We note that patients who discontinued more than one drug were considered in analyses for all the drugs they discontinued. Therefore, the effect of individual vulnerabilities predisposing participants to discontinue treatment may be exacerbated. To prevent this, we analyzed discontinuation for each drug separately, avoiding the inclusion of repeated measures in any analysis. In addition, when investigating treatment response for any given antidepressant, we are not able to account for previously taken antidepressants. Due to the nature of our data, we cannot determine if a patient who discontinued treatment was taking any other antidepressants simultaneously. Thus, we cannot account for the potential effects of taking multiple antidepressants or previously taken ones. As an alternative approach to model monotherapy, we conducted our analyses only considering the first prescribed drug for each patient. Although the sample size for this analysis was substantially reduced, which was reflected as lower statistical power, the direction and magnitude of the observed effects is largely consistent with the full results (Additional file 2: Tables S2). Finally, we currently do not have detailed data on treatment regimes such as dosages, which would enable ruling out extremely high or low starting doses as explanations for certain side effects.

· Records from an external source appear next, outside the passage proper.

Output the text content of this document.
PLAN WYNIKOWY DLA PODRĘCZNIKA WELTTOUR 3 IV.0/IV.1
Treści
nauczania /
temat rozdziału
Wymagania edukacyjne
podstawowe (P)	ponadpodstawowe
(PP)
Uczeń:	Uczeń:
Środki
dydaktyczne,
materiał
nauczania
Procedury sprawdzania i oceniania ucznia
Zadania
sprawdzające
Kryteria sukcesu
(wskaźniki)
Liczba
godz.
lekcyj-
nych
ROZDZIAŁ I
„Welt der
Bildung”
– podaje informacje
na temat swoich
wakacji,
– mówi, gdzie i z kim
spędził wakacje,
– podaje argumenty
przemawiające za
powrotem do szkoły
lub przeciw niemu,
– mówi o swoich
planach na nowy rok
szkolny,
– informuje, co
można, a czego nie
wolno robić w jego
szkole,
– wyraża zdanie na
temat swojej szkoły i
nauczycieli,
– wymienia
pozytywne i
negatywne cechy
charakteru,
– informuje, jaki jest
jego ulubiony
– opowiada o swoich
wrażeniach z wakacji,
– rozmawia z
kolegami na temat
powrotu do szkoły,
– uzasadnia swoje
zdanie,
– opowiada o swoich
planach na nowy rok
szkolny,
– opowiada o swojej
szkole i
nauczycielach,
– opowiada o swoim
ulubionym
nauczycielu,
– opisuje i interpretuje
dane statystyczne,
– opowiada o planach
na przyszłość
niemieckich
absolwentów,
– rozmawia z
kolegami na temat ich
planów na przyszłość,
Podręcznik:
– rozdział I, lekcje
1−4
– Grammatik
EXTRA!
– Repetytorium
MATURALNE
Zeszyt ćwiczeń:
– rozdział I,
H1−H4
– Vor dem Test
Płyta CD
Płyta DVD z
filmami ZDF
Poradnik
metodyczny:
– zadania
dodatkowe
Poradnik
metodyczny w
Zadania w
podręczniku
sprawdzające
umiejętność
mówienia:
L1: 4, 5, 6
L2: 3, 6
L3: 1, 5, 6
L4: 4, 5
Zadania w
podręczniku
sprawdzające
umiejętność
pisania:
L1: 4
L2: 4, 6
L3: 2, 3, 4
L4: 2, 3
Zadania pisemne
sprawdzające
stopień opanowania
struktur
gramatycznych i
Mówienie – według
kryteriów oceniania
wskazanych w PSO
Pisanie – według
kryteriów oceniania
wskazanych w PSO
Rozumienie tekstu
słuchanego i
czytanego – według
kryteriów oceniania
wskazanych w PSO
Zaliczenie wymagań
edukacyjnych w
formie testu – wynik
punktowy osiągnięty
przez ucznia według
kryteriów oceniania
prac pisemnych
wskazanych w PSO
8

In summary, we sought to shed light on which side effects, comorbidities, and demographic factors could influence antidepressant treatment discontinuation. We observed that not all side effects contribute equally to treatment discontinuation. Side effects associated with higher odds of discontinuing treatment included anxiety, agitation, suicidal thoughts, vomiting, and rashes. We showed that participants who also reported comorbid ADHD, PTSD, and a high neuroticism score were at an increased risk for treatment discontinuation. Altogether, our results elucidate which factors could potentially determine antidepressant treatment discontinuation and suggest that discontinuation due to adverse side effects can occur at early and late stages of treatment. We argue that specific drug–factor interactions should be studied in detail to develop new medication recommendations based on demographics and early side effect reports. We suggest that future studies should seek to validate further our results, evaluate discontinuation in monotherapy, estimate the effect of dosages, test for interactions between variables identified here, and investigate the relationship between discontinuation due to side effects, lack of efficacy, and tolerability.